Z ruchliwego miasta w góry. Dom, który jest spełnieniem marzeń
Właścicielom tego domu udało się coś, o czym marzy wielu. Porzucili zgiełk warszawskiej aglomeracji na rzecz spokojnego życia u podnóża Beskidu Śląskiego. Ich nowe miejsce na Ziemi miało być przestrzenią, w której codzienność płynie w harmonii z naturą. Projekt wnętrza powierzyli architektkom Joannie Kubieniec i Katarzynie Długosz z pracowni Kubieniec + Długosz.

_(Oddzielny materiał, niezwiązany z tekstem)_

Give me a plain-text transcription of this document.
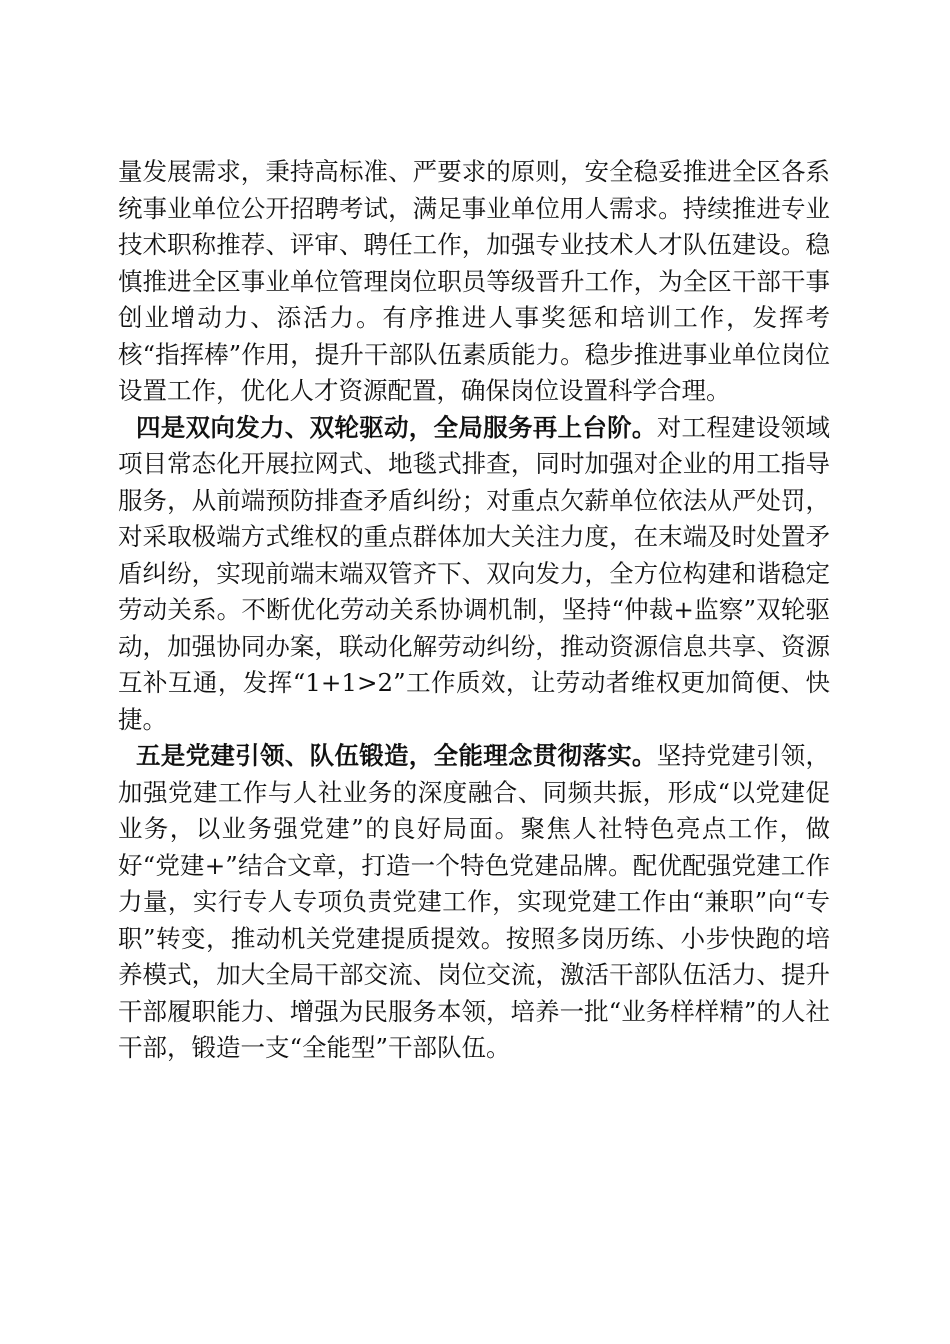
量发展需求，秉持高标准、严要求的原则，安全稳妥推进全区各系统事业单位公开招聘考试，满足事业单位用人需求。持续推进专业技术职称推荐、评审、聘任工作，加强专业技术人才队伍建设。稳慎推进全区事业单位管理岗位职员等级晋升工作，为全区干部干事创业增动力、添活力。有序推进人事奖惩和培训工作，发挥考核“指挥棒”作用，提升干部队伍素质能力。稳步推进事业单位岗位设置工作，优化人才资源配置，确保岗位设置科学合理。

四是双向发力、双轮驱动，全局服务再上台阶。对工程建设领域项目常态化开展拉网式、地毯式排查，同时加强对企业的用工指导服务，从前端预防排查矛盾纠纷；对重点欠薪单位依法从严处罚，对采取极端方式维权的重点群体加大关注力度，在末端及时处置矛盾纠纷，实现前端末端双管齐下、双向发力，全方位构建和谐稳定劳动关系。不断优化劳动关系协调机制，坚持“仲裁+监察”双轮驱动，加强协同办案，联动化解劳动纠纷，推动资源信息共享、资源互补互通，发挥“1+1>2”工作质效，让劳动者维权更加简便、快捷。

五是党建引领、队伍锻造，全能理念贯彻落实。坚持党建引领，加强党建工作与人社业务的深度融合、同频共振，形成“以党建促业务，以业务强党建”的良好局面。聚焦人社特色亮点工作，做好“党建+”结合文章，打造一个特色党建品牌。配优配强党建工作力量，实行专人专项负责党建工作，实现党建工作由“兼职”向“专职”转变，推动机关党建提质提效。按照多岗历练、小步快跑的培养模式，加大全局干部交流、岗位交流，激活干部队伍活力、提升干部履职能力、增强为民服务本领，培养一批“业务样样精”的人社干部，锻造一支“全能型”干部队伍。
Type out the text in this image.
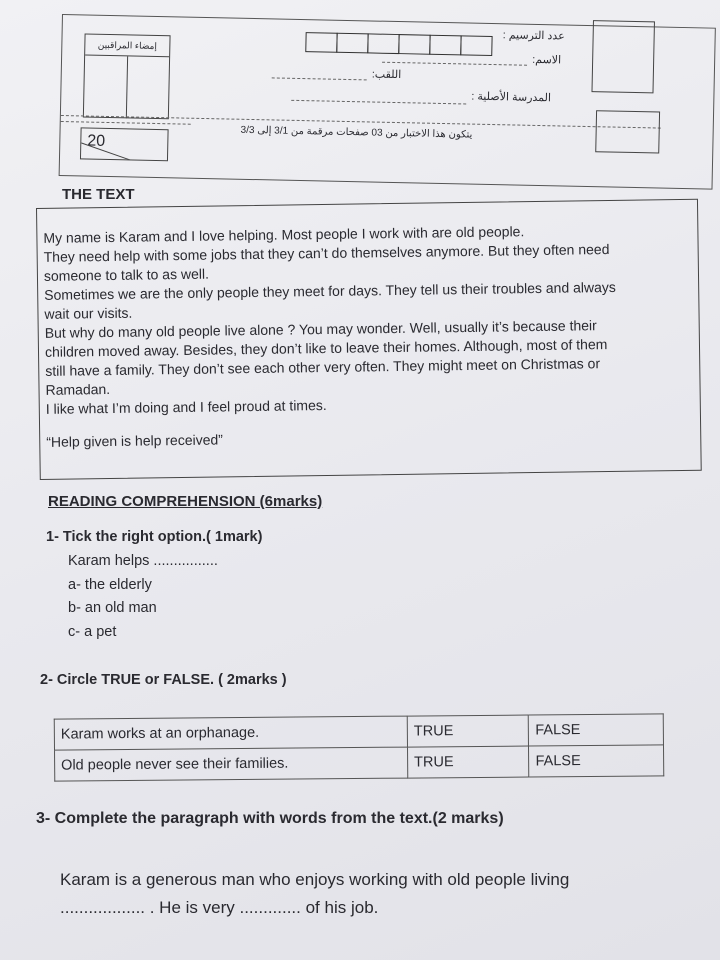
إمضاء المراقبين
20
عدد الترسيم :
الاسم:
اللقب:
المدرسة الأصلية :
يتكون هذا الاختبار من 03 صفحات مرقمة من 3/1 إلى 3/3
THE TEXT

My name is Karam and I love helping. Most people I work with are old people.

They need help with some jobs that they can’t do themselves anymore. But they often need

someone to talk to as well.

Sometimes we are the only people they meet for days. They tell us their troubles and always

wait our visits.

But why do many old people live alone ? You may wonder. Well, usually it’s because their

children moved away. Besides, they don’t like to leave their homes. Although, most of them

still have a family. They don’t see each other very often. They might meet on Christmas or

Ramadan.

I like what I’m doing and I feel proud at times.

“Help given is help received”

READING COMPREHENSION (6marks)
1- Tick the right option.( 1mark)
Karam helps ................
a- the elderly
b- an old man
c- a pet
2- Circle TRUE or FALSE. ( 2marks )
Karam works at an orphanage.	TRUE	FALSE
Old people never see their families.	TRUE	FALSE
3- Complete the paragraph with words from the text.(2 marks)
Karam is a generous man who enjoys working with old people living
.................. . He is very ............. of his job.
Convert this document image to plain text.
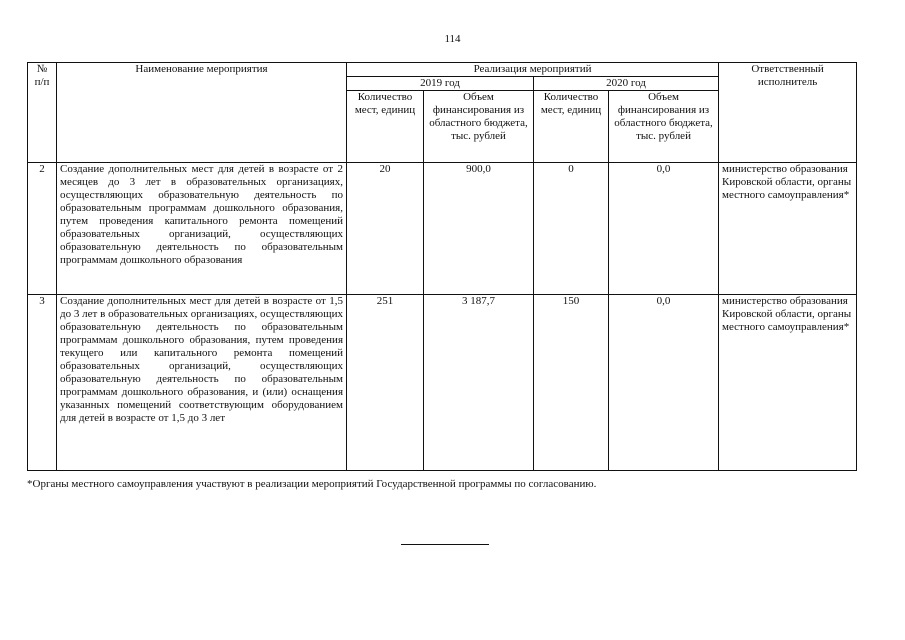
114
№ п/п	Наименование мероприятия	Реализация мероприятий				Ответственный исполнитель
		2019 год		2020 год		
		Количество мест, единиц	Объем финансирования из областного бюджета, тыс. рублей	Количество мест, единиц	Объем финансирования из областного бюджета, тыс. рублей	
2	Создание дополнительных мест для детей в возрасте от 2 месяцев до 3 лет в образовательных организациях, осуществляющих образовательную деятельность по образовательным программам дошкольного образования, путем проведения капитального ремонта помещений образовательных организаций, осуществляющих образовательную деятельность по образовательным программам дошкольного образования	20	900,0	0	0,0	министерство образования Кировской области, органы местного самоуправления*
3	Создание дополнительных мест для детей в возрасте от 1,5 до 3 лет в образовательных организациях, осуществляющих образовательную деятельность по образовательным программам дошкольного образования, путем проведения текущего или капитального ремонта помещений образовательных организаций, осуществляющих образовательную деятельность по образовательным программам дошкольного образования, и (или) оснащения указанных помещений соответствующим оборудованием для детей в возрасте от 1,5 до 3 лет	251	3 187,7	150	0,0	министерство образования Кировской области, органы местного самоуправления*
*Органы местного самоуправления участвуют в реализации мероприятий Государственной программы по согласованию.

Dom w sercu górskiej natury
Wolnostojący budynek o powierzchni nieco ponad 200 m², który dziś wspólnie odwiedzamy, stoi na malowniczej działce, położonej na skraju obszaru turystycznego. Wystarczy wyjść na zewnątrz, przekroczyć strumień i już można ruszać górskim szlakiem.
„Inwestorzy pragnęli minimalistycznej przestrzeni, która nie będzie ich przytłaczać, lecz stanie się tłem dla widoków za oknami i oazą życia domowego” – mówi Joanna. „Jednocześnie wnętrze miało być funkcjonalne, ponieważ w domu mieszkają także dzieci, a każdy z domowników ma swoje indywidualne potrzeby” – dodaje Katarzyna.
Harmonia materiałów i światła
Wnętrze bazuje na naturalnych materiałach, które wprowadzają ciepło i spokój. Nie znajdziemy tu połyskujących powierzchni ani krzykliwych akcentów – dominują matowe struktury, szczotkowana stal nierdzewna, kamień o satynowym wykończeniu oraz naturalne drewno. Tkaniny o grubszym splocie, surowe forniry dębowe i subtelna paleta barw tworzą razem kojącą atmosferę.
Większość wyposażenia pochodzi od polskich producentów i renomowanych rodzimych marek. Dyskretne oświetlenie architektoniczne w bieli i czerni harmonijnie współgra z dekoracyjnymi oprawami podkreślającymi poszczególne strefy wnętrza.
Przemyślana funkcjonalność
Projekt wnętrza powstawał równolegle z budową domu, co pozwoliło na wprowadzenie kluczowych korekt – między innymi dostosowanie proporcji pomieszczeń i układu drzwi. Architektki miały również wpływ na kolorystykę elewacji, stolarkę okienną oraz drzwi zewnętrzne.
Na parterze centralnym punktem jest otwarta strefa dzienna, podzielona na część wypoczynkową, jadalnianą i kuchenną. Już od progu, przez przeszklone drzwi pivot, widać otwartą przestrzeń i zieleń za oknem. W jadalni nad drewnianym stołem zawisły lampy z brązowymi, szklanymi kloszami, które dodają wnętrzu przytulności.
Część wypoczynkowa to miękkie, jasnobeżowe sofy zestawione z surowym, kamiennym stolikiem oraz wełnianym dywanem o ciekawej strukturze. Kominek został wkomponowany w podwieszaną, jasnoszarą zabudowę, w której za harmonijkowymi frontami ukryto także telewizor.
Grafitowy regał oddziela salon od kuchni, płynnie przechodząc w wysoką zabudowę meblową. Podświetlone wnęki dodają wnętrzu nastrojowego charakteru, szczególnie wieczorem.
Łazienka na parterze to strefa relaksu, utrzymana w tonacji złamanej bieli, w której pierwsze skrzypce gra minimalistyczna umywalka wykonana na zamówienie.
Piętro – przestrzeń dla domowników
Na piętro prowadzą schody z dębowymi stopniami, osadzone na stalowej konstrukcji. Ażurowa klatka schodowa subtelnie filtruje światło, a jej charakter podkreślają rytmiczne czarne tralki balustrady i linie podświetlanych pochwytów.
Na górze znajdują się pokoje dzieci, ich łazienka, pokój muzyczny oraz prywatna strefa rodziców. Dziecięce wnętrza, choć zachowują spójną estetykę z resztą domu, mają subtelne akcenty mocniejszych kolorów. Każdy pokój został zaplanowany tak, by podzielić przestrzeń na strefy do nauki, zabawy i odpoczynku. Łazienka dzieci wyróżnia się wzorzystymi płytkami w stonowanej kolorystyce, które nadają jej wyciszający charakter.
Na strefę rodziców składają się sypialnia, garderoba i łazienka. Garderoba jest częściowo otwarta, a jej zewnętrzna strona została wykończona ryflowaną okładziną dębową. Łóżko, choć duże, dzięki konstrukcji na nóżkach wydaje się lekkie i subtelne. Po przeciwnej stronie znajduje się częściowo przeszklona łazienka z prysznicem, kamiennym blatem i drewnianą zabudową.